Learn about ways your Zoo works to be a leader in sustainability
Sustainability is a core theme driving the Louisville Zoo‘s mission “to better the bond between people and our planet.” By educating visitors about wildlife conservation through amazing encounters with animal ambassadors and nature, the Louisville Zoo works to demonstrate how our actions at home impact delicate ecosystems across the planet and inspire guests to consider their role in the balance of the health of our planet. See some of our sustainability projects below!
The Louisville Zoo was recently recognized as a “Sustainability Champion” at the 2016 Metro Louisville Sustainability Summit for our education efforts and projects. Earlier this year, we installed 30 solar panels on the Zoo’s administration building to help offset energy consumption and reduce our carbon footprint. This project was made possible through a bequest to the Zoo from Sharon Kremer. She was a lifelong educator and passionate about the Zoo and the environment. We also have plans to install solar panels near our MetaZoo Discovery Center and train station.
The Louisville Zoo is proud to partner with QRS recycling and Public Works for a innovative recycling program. This program ensures all trash at the Zoo is sorted for recyclables and the process is streamlined and efficient.
Party for the Planet
The Louisville Zoo celebrates Party for the Planet: A Month-Long Celebration of the Earth hosted by the Zoo and powered by Louisville Gas and Electric Company and Kentucky Utilities Company every April. Events, activities and displays by eco-partners help guests learn ways they can be more sustainable and do their part to help our planet.

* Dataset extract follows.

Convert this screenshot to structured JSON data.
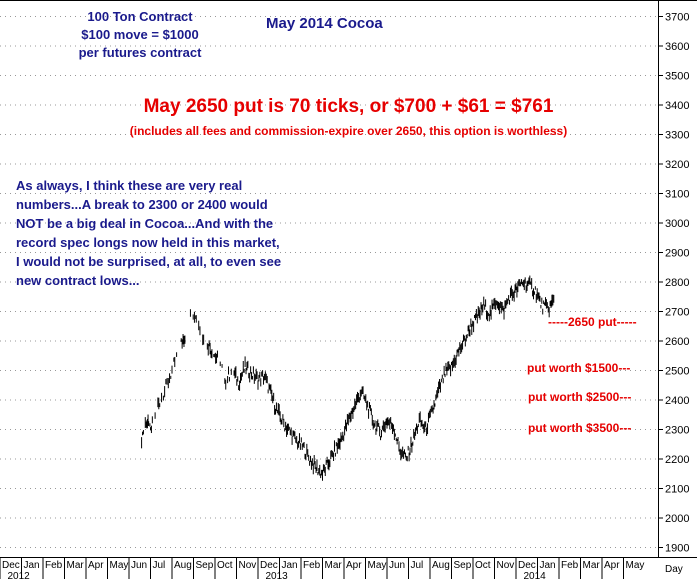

The Louisville Zoo provides educational programs to local schools and community groups and trains teachers of all grades to educate students about arctic regions, climate change issues, and their need to reduce their carbon emissions.

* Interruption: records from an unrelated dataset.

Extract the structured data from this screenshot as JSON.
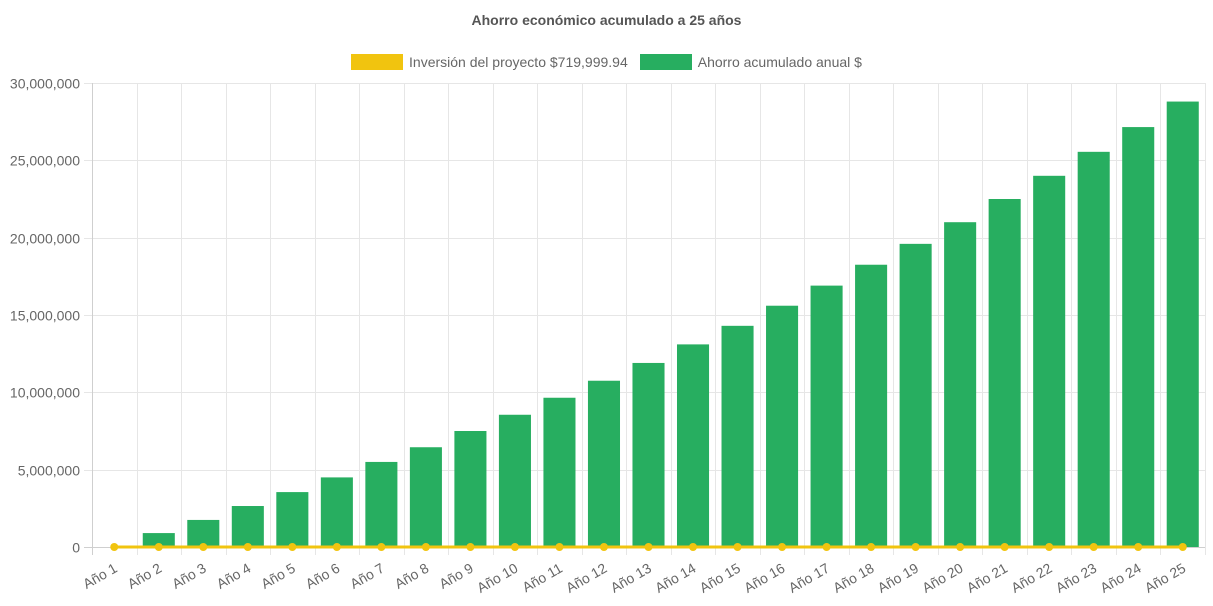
{
  "chart_data": {
    "type": "bar",
    "title": "Ahorro económico acumulado a 25 años",
    "categories": [
      "Año 1",
      "Año 2",
      "Año 3",
      "Año 4",
      "Año 5",
      "Año 6",
      "Año 7",
      "Año 8",
      "Año 9",
      "Año 10",
      "Año 11",
      "Año 12",
      "Año 13",
      "Año 14",
      "Año 15",
      "Año 16",
      "Año 17",
      "Año 18",
      "Año 19",
      "Año 20",
      "Año 21",
      "Año 22",
      "Año 23",
      "Año 24",
      "Año 25"
    ],
    "series": [
      {
        "name": "Inversión del proyecto $719,999.94",
        "kind": "line",
        "color": "#f1c40f",
        "values": [
          0,
          0,
          0,
          0,
          0,
          0,
          0,
          0,
          0,
          0,
          0,
          0,
          0,
          0,
          0,
          0,
          0,
          0,
          0,
          0,
          0,
          0,
          0,
          0,
          0
        ]
      },
      {
        "name": "Ahorro acumulado anual $",
        "kind": "bar",
        "color": "#27ae60",
        "values": [
          0,
          900000,
          1750000,
          2650000,
          3550000,
          4500000,
          5500000,
          6450000,
          7500000,
          8550000,
          9650000,
          10750000,
          11900000,
          13100000,
          14300000,
          15600000,
          16900000,
          18250000,
          19600000,
          21000000,
          22500000,
          24000000,
          25550000,
          27150000,
          28800000
        ]
      }
    ],
    "yticks": [
      "0",
      "5,000,000",
      "10,000,000",
      "15,000,000",
      "20,000,000",
      "25,000,000",
      "30,000,000"
    ],
    "ylim": [
      0,
      30000000
    ],
    "xlabel": "",
    "ylabel": "",
    "grid": true,
    "legend_position": "top",
    "grid_color": "#e6e6e6",
    "text_color": "#666666"
  }
}
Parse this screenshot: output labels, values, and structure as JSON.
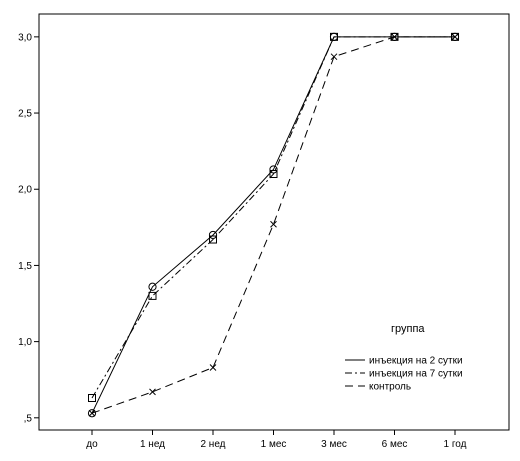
{
  "chart_data": {
    "type": "line",
    "title": "",
    "xlabel": "",
    "ylabel": "",
    "categories": [
      "до",
      "1 нед",
      "2 нед",
      "1 мес",
      "3 мес",
      "6 мес",
      "1 год"
    ],
    "y_ticks": [
      {
        "value": 0.5,
        "label": ",5"
      },
      {
        "value": 1.0,
        "label": "1,0"
      },
      {
        "value": 1.5,
        "label": "1,5"
      },
      {
        "value": 2.0,
        "label": "2,0"
      },
      {
        "value": 2.5,
        "label": "2,5"
      },
      {
        "value": 3.0,
        "label": "3,0"
      }
    ],
    "ylim": [
      0.42,
      3.15
    ],
    "grid": false,
    "legend": {
      "title": "группа",
      "placement": "bottom-right",
      "entries": [
        "инъекция на 2 сутки",
        "инъекция на 7 сутки",
        "контроль"
      ]
    },
    "series": [
      {
        "name": "инъекция на 2 сутки",
        "values": [
          0.53,
          1.36,
          1.7,
          2.13,
          3.0,
          3.0,
          3.0
        ],
        "marker": "circle",
        "dash": "solid"
      },
      {
        "name": "инъекция на 7 сутки",
        "values": [
          0.63,
          1.3,
          1.67,
          2.1,
          3.0,
          3.0,
          3.0
        ],
        "marker": "square",
        "dash": "dashdot"
      },
      {
        "name": "контроль",
        "values": [
          0.53,
          0.67,
          0.83,
          1.77,
          2.87,
          3.0,
          3.0
        ],
        "marker": "x",
        "dash": "dashed"
      }
    ]
  }
}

The Zoo’s staff and internal Green Team regularly explore new ways to be more sustainable.
The Zoo works with Eco-Cell to recycle cell phones, smart phones and accessories, iPods, iPads, tablets and mp3 players to help the environment and make money for conservation. Guests can recycle their items in the special containers on the Zoo’s main plaza. Donating unused electronics allows precious materials like coltan to get recycled and prevents mining in critical gorilla habitats.
Louisville Zoo membership office has a collection box for shoes that are donated to WaterStep. Donated shoes help support clean water projects in communities around the world.
Plant for the Planet
Since 2011, the Louisville Zoo has partnered with LG&E/KU Energy to increase the number of trees on our property through the “Plant for the Planet” grant program. The Zoo also participates in the “Right Tree, Right Place” initiative which provides valuable tips and suggestions on how to plant the right tree in the right place to prevent the tree from growing into overhead powerlines. Click here for more information on LG&E/KU Energy’s commitment to our community and the environment.
Bicycle for Change
The Louisville Zoo educates the public about the benefits of bicycling while raising awareness about climate change and polar bears. Zoo keepers participate in the Biking for Bears initiative and Cycle for Change ride. These initiatives promote climate change awareness, bike lanes in the Louisville Metro Area, commuting resources, and other public transportation availability.
Louisville Sustainability Council
The Louisville Zoo is proud to be a member of the Louisville Sustainability Council, joining with like minds in the drive for a more sustainable community and a healthier planet.
The Louisville Zoo hosted one of the community’s earliest composting projects, creating ZooPoopyDoo, a signature product made from the composted manure of herbivore animals at the Zoo. Zoopoopydoo is on sale seasonally. Click here for more details.
The Louisville Zoo built the first bioclimatic ectotherm exhibit in the country — the HerpAquarium exhibit — which also features a green roof. The exhibit was designed to group species by climate, focusing on habitats rather than countries of origin. The result was a more energy efficient exhibit and a concept many Zoos use today.
Black-Footed Ferret Conservation Center
The walls of the Black-Footed Ferret Conservation Center are insulated with R30 insulation. This insulation is a higher thickness than what is commonly used and increases thermal resistance to ensure our ferrets stay warm in the winter, cool in the summer and the center functions at peak energy efficiency all year round.
Award-winning Glacier Run was designed to showcase conservation practices: water reclamation; natural convection cooling lowering utility usage; chillers, HVAC and lighting systems specified to meet the highest level of energy efficient operations available.